Cascade Corp. (NYSE:CAE) can give you a lift. The company's two principal product lines -- Cascade attachment products and Cascade-Kenhar fork products -- are manufactured for the lift truck industry. Cascade's product line includes forklift attachments, forks, hydraulic cylinders, and replacement parts that help pull, rotate, tilt, side shift, clamp, and lift appliances, paper rolls, and other types of loads. Its products are sold to OEMs and equipment dealers, primarily in North America (accounting for 55% of sales), but the company has operations worldwide. Sales to OEMs make up about 40% of total revenues.
The stock recently hit an all-time high of $89 share. Then an analyst at Rodman & Renshaw, a brokerage firm, downgraded the stock from Market Perform to Market Underperform. The stock went down a few points. But then the turmoil of a market that's been down over 200 points in a few days swept this stock with it, taking CAE to $66 a share before it started to recover. Is this a buying opportunity? Let's see.
Cascade owns 80% of the North American forklift market. It depends on a strong American economy for profits. There isn't much room left to grow market share nor can price hikes be implemented as orders have started to slow, at least in the forklift business. Some of that slowdown has been compensated for by heavy truck business, but it's not enough. Forklifts are what makes or breaks this company.
In the first quarter of the fiscal year (began on February 1), sales were 15% higher than the same quarter last year, up to $135.5 million. The bulk of the increase in business came from orders out of China, Asia/Pacific and Europe. Its expansion into China has contributed to revenues as well as the bottom line as production costs are lower. Decreased prices for raw materials and sourced components also help.

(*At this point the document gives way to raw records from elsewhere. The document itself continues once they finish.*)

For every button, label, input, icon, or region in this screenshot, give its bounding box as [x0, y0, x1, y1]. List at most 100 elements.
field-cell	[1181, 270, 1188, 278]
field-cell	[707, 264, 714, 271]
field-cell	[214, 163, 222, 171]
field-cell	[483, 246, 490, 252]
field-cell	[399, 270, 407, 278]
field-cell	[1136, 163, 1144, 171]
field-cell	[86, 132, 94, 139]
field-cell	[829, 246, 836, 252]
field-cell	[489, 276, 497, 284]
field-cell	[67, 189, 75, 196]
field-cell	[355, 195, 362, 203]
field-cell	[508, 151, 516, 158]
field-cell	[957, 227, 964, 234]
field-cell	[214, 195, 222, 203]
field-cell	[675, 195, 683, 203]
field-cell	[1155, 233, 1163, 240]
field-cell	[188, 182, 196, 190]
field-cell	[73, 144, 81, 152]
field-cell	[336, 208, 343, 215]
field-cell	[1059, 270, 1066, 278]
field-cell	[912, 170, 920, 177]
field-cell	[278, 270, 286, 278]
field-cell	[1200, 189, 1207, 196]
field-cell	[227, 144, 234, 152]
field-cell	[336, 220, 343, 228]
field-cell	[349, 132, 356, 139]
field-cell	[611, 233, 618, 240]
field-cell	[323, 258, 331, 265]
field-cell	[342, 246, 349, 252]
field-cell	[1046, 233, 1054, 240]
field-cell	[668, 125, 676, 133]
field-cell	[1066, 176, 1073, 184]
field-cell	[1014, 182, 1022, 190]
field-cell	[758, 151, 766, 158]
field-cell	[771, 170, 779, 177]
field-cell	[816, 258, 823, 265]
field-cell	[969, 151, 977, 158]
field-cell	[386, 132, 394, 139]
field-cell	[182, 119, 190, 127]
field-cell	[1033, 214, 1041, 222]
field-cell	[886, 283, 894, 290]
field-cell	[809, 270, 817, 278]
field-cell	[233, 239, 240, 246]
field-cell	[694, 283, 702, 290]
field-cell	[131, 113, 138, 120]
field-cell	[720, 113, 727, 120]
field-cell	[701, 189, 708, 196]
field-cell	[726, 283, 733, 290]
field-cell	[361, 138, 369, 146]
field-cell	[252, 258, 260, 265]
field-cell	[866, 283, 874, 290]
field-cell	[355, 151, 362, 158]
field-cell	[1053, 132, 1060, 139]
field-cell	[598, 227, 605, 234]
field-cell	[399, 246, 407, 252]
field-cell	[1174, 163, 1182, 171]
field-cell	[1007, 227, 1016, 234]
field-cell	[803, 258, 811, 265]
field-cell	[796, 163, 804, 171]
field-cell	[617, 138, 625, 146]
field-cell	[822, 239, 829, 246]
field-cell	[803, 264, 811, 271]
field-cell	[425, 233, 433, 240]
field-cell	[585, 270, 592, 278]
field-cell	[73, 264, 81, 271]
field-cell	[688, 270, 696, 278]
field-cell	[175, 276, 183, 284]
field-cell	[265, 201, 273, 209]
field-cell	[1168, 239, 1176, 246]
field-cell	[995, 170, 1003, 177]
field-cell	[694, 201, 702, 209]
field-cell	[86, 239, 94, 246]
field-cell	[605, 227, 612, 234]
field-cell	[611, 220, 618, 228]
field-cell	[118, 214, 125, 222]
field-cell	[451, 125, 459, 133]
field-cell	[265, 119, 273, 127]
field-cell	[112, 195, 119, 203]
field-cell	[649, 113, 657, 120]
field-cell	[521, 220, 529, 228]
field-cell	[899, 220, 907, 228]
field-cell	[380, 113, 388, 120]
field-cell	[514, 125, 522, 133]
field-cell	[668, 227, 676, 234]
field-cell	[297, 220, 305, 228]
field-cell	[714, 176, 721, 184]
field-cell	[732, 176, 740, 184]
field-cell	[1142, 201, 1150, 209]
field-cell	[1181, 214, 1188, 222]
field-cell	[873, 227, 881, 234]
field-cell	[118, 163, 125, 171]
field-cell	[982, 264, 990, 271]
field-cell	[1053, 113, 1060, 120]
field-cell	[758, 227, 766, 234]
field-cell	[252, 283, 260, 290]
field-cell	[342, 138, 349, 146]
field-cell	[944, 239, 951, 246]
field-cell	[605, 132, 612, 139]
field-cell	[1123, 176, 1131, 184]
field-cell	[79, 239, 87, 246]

In Europe, higher volume and increased manufacturing efficiencies are improving profitability.
Earnings have been the usual source for the stock's run up, going from a low of $8.40 in 2001 to a recent high of $89. Earnings were $1.07 in the first quarter on an operating basis, up 27% from the same quarter last year. Analysts are looking for $4.30 this year and $4.75 next year. The company bought PSM Corp. in December of last year, and that addition accounted for much of the increased revenue and profits in the first quarter.
Another acquisition, American Compaction Equipment, Inc., was recently completed. It manufactures construction attachments and is based in California (CAE is in Oregon). The addition expands CAE into the construction-attachment business, a natural for its PSM sub. The deal should be accretive this year and add about $10 million to the top line.
One interesting aspect of the company is its ownership. Officers and directors have almost 20% of the stock. Fidelity, the large mutual fund, owns 10.6%. Three other large institutions control 20.5% while the Robert J. Davis Family has 5.8% (all numbers from the 4/07 proxy). Altogether these 6 entities control about 57% of the stock. There are only 11.832 million shares outstanding.
Other numbers: Current assets are 2.5 times current liabilities. Net profit margin is 9.5% with analysts predicting 10% next year. Sales should ramp at at 7.5% increase, on average over the next 5 years while earnings should improve by 11.5% a year, on average in the same time period. Revenues were $478.5 million last year. Earnings were $3.48. There's a small dividend of 18 cents a share per quarter which was raised 12.5% from 16 cents recently. The board bought back $24.5 million worth of stock in the April quarter of this year, bringing total value of shares repurchased to $61 million. There is authorization to buy another $19 million worth.
Cascade had a strong run up this year, starting at $51.30 and then to $89. Now it's back to a more reasonable valuation. You'd look more closely at this small-cap stock if you thought the economy is going to improve from here, that the housing market is starting to stabilize, and that the global economy will continue to expand. Cascade participates in the early stages of any economic boom as well as growing economies.